Down around the natural bend,
roundabout roundabout,
Church Street bros of beachy olive skin
and Bollywood glam.
Evergreen office workers playing Oztag
in the park, and lingering into company time,
a white barista with sleeve tattoos
sneaking a smoko with the work hubby
from the kebab shop next door.
Matcha and chai is slung for cheap,
but not as cheap as raisin toast deals,
giving a second home to those in the head crunch.
Vice vice vice, dosh dosh dosh. Easy to hide
though nobody cares unless it’s particularly pronounced or weird.
Save it, we’re cheering ya. Go suck bevvies
at one of the Whiter establishments, if you must.
Wash clean regal spunk, self-conscious dribble forcefield,
swivel back to pave-scrape, pave-scrape.
Dot-point clarity tickled by breeze. Get it off my Simba chest.
Parra is new age multicultural women –
power suit and pomegranate juice, hair-dry blown
and hot-fruit aroma,
salon on the daily,
and dyed mussy haired post-student
holds a mainstream newspaper I don’t read,
a distraction I can no longer.
And heartbeat men I might be,
if Voodoo gave me one forced chance,
a last falling kiss. Bombastic
Southern European bloke
in Ray-Bans,
earphone monologue to his bestie
at lunch. Calm South Asian papa
doling out advice in the laundromat,
like a good uncle. Parra these days
has a dignified reluctance,
barbecued by peril
and the new Powerhouse Museum site
is flooded by torrential rain.
A Mauritian suburbanite, absorbing petty,
bitter laughs from the church crew
he feeds.

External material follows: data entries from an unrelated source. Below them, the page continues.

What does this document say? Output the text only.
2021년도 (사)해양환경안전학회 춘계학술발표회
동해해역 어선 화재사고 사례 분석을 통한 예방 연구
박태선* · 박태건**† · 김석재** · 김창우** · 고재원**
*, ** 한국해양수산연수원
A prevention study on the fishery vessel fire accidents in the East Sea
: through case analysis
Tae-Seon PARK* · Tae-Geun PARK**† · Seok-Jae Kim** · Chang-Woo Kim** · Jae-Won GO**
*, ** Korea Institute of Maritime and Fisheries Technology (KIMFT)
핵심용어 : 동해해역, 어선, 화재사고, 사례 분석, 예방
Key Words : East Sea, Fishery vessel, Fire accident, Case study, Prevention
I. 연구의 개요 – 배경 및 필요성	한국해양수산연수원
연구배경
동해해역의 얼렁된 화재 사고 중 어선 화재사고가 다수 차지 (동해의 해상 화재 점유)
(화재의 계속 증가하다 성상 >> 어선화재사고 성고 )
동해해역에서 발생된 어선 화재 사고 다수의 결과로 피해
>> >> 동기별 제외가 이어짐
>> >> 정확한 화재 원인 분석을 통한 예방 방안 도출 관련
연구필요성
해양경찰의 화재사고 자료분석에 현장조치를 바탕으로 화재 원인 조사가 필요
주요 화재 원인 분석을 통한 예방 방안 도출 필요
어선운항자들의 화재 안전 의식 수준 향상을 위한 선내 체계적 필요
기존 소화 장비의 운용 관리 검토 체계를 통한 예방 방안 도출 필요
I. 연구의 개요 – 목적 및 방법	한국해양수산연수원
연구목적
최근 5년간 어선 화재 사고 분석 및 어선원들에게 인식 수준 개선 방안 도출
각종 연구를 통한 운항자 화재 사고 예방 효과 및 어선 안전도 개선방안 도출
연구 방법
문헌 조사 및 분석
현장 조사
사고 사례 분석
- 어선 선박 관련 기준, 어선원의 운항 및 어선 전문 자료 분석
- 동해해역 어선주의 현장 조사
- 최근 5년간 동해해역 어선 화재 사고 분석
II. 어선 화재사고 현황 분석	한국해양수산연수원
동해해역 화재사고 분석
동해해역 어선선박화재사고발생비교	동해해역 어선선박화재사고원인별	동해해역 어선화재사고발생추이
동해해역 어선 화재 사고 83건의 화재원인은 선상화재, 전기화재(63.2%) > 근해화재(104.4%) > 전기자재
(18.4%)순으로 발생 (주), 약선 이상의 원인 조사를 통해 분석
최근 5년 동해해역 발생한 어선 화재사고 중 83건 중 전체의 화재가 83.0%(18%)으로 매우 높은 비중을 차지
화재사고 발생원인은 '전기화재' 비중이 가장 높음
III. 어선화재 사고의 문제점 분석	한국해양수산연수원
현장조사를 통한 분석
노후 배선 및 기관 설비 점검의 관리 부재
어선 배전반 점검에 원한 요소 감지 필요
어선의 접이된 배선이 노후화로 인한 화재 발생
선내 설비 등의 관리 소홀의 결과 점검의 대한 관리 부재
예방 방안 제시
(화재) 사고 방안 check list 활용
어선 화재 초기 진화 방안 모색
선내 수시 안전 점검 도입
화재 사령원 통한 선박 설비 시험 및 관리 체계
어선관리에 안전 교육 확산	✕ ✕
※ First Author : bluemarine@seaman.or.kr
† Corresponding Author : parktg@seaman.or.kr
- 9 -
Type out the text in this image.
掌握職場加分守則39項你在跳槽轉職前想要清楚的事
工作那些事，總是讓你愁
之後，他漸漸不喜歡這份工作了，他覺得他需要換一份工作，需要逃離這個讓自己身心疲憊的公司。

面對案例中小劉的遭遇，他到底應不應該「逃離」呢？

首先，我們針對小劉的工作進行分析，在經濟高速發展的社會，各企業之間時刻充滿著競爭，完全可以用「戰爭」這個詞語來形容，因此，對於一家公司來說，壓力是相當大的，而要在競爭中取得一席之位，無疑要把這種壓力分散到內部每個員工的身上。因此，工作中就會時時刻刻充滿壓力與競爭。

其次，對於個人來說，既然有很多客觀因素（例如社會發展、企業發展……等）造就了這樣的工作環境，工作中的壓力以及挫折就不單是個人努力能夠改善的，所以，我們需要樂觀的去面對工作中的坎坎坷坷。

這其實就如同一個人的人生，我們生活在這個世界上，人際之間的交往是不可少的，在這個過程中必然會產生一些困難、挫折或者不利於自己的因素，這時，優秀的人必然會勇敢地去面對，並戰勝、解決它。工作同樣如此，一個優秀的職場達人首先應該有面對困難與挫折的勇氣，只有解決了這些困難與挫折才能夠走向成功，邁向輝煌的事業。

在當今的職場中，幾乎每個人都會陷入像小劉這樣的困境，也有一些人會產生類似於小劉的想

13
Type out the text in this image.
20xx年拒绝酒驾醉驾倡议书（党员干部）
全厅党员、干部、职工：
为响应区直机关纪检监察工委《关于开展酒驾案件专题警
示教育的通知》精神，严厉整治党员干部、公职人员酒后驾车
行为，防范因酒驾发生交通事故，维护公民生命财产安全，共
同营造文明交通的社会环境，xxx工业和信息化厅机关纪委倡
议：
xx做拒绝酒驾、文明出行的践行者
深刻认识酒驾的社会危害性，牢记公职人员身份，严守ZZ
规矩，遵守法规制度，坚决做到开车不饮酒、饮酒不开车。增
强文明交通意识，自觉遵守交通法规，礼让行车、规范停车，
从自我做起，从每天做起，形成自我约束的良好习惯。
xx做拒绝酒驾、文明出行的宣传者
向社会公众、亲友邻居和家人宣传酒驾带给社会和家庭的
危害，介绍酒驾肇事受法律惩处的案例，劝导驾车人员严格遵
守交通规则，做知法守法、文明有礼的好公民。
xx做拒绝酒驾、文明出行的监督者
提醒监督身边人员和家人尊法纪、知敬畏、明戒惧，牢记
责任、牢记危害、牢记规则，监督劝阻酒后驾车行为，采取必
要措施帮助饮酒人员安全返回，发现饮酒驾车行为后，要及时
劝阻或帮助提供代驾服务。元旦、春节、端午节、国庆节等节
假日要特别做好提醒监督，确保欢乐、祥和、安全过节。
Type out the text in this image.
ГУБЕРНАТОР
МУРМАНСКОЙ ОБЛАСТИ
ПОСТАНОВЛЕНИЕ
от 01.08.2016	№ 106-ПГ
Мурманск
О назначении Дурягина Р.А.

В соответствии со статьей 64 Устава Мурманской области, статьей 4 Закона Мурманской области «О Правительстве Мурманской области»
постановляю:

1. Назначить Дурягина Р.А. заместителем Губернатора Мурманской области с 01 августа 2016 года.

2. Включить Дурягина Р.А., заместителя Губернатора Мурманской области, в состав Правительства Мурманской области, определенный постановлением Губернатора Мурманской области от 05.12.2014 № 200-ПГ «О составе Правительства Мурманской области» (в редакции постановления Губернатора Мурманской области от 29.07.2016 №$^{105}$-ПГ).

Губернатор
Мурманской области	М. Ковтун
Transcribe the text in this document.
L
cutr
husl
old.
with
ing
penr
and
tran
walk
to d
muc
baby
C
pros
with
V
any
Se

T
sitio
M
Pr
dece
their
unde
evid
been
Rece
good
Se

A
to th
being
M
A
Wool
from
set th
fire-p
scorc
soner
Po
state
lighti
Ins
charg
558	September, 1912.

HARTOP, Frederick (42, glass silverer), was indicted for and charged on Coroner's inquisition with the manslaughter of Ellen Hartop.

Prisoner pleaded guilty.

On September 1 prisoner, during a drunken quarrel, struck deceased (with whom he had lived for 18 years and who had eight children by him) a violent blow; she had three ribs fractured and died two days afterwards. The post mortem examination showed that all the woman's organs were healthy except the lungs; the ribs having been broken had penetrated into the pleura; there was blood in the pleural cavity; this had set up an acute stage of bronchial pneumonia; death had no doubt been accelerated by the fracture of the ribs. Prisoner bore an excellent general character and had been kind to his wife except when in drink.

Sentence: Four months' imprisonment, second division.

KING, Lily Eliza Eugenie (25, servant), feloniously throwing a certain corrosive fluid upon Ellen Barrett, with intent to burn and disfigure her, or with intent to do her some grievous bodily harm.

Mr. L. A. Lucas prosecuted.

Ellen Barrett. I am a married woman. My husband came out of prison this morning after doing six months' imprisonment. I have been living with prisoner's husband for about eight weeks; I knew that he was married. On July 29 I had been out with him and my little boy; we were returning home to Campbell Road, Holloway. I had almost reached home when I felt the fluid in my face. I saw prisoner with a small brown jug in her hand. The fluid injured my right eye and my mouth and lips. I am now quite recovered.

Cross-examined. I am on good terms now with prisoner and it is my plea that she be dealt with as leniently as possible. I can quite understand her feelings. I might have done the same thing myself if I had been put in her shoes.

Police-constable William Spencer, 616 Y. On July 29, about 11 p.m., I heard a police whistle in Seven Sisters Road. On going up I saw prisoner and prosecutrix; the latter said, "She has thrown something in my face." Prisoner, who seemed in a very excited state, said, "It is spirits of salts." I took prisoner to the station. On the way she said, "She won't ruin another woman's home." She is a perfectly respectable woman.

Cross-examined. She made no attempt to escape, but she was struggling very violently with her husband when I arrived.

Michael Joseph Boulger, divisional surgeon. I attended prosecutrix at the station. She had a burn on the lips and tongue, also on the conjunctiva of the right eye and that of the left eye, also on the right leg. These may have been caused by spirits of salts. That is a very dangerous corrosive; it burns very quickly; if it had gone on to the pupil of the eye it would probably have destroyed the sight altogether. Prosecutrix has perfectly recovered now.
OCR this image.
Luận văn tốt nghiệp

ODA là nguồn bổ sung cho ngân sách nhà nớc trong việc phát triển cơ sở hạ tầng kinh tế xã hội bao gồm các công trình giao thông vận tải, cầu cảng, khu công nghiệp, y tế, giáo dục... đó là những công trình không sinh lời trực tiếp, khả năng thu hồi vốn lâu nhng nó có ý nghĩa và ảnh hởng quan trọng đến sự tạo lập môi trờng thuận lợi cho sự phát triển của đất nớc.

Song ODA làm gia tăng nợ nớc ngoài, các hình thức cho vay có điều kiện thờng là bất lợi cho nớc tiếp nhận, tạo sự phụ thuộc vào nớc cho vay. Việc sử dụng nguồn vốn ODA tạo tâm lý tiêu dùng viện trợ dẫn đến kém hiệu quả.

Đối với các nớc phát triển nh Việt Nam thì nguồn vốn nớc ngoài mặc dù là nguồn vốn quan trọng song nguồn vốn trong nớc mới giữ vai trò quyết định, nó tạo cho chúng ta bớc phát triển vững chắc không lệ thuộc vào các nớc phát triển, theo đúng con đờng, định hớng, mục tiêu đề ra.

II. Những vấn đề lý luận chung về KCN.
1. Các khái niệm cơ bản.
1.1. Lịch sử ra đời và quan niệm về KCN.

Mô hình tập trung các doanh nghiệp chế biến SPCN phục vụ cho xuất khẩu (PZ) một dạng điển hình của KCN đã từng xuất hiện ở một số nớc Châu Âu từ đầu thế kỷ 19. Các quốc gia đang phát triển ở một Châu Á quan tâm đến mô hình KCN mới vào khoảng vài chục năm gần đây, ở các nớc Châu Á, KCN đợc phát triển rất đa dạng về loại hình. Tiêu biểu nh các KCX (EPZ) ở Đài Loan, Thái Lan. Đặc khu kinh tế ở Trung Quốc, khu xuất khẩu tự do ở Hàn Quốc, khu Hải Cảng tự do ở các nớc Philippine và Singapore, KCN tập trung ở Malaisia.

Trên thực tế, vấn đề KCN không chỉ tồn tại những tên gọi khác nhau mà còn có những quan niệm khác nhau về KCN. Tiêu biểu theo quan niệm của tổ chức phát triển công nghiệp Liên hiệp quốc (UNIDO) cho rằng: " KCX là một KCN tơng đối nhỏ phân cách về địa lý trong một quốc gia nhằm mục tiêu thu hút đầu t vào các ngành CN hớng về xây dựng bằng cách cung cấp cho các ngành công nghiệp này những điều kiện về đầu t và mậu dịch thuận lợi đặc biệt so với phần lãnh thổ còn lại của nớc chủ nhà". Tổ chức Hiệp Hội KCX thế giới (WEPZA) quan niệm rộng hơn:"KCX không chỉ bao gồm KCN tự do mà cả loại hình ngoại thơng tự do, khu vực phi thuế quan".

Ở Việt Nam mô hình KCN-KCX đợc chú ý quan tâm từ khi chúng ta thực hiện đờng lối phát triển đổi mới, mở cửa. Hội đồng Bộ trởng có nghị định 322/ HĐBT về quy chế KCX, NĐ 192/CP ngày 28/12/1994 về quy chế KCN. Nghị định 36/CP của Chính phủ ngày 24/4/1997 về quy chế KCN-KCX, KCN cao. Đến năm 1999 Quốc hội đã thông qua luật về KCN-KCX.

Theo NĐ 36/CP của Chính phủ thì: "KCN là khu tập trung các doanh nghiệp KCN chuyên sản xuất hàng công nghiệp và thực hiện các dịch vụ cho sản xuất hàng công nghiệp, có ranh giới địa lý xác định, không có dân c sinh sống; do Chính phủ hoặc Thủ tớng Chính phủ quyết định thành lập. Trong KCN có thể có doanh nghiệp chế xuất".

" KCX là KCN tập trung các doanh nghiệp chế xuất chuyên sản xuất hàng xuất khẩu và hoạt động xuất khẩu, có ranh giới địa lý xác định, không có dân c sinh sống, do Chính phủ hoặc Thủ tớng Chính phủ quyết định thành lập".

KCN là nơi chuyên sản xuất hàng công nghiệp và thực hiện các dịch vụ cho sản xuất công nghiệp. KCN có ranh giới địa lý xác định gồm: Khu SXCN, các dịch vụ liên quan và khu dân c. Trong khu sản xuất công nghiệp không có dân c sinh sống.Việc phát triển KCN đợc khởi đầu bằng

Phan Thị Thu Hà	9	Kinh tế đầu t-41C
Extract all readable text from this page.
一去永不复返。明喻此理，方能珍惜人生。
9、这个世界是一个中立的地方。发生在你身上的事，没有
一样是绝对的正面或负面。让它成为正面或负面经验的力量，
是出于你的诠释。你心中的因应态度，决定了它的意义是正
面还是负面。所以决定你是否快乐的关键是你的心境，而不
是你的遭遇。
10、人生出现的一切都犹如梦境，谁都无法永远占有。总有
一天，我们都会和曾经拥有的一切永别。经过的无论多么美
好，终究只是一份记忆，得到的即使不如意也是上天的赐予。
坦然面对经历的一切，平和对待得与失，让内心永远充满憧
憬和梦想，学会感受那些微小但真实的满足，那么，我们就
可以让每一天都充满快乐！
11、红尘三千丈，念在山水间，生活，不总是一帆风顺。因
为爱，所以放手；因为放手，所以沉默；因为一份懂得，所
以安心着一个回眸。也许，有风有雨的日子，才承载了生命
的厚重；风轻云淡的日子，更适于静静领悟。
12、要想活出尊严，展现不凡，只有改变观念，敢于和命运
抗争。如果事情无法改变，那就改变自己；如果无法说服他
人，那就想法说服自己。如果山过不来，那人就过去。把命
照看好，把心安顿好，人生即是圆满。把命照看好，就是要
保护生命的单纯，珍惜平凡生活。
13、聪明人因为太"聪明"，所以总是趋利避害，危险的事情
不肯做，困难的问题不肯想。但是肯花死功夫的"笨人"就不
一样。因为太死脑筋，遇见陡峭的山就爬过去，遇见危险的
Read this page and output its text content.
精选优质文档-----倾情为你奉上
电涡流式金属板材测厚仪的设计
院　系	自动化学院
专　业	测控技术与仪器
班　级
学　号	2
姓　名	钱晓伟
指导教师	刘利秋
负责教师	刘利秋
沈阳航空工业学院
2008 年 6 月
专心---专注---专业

The Aboriginal fella who works
in media by day and writes and volunteers
at the food bank in his spare time.
The sky is always cobalt blue,
even when overcast and grey like my angst,
deep blue cavorting night.
I still get lost and w(h)ined up,
under gallery fluorescence
like I used to under ambient strobe
at the Roxy.
As powerline galahs dawdle in the dawn,
swoop to squash petals of jacaranda in Granville,
the landscape here cheers on the sun.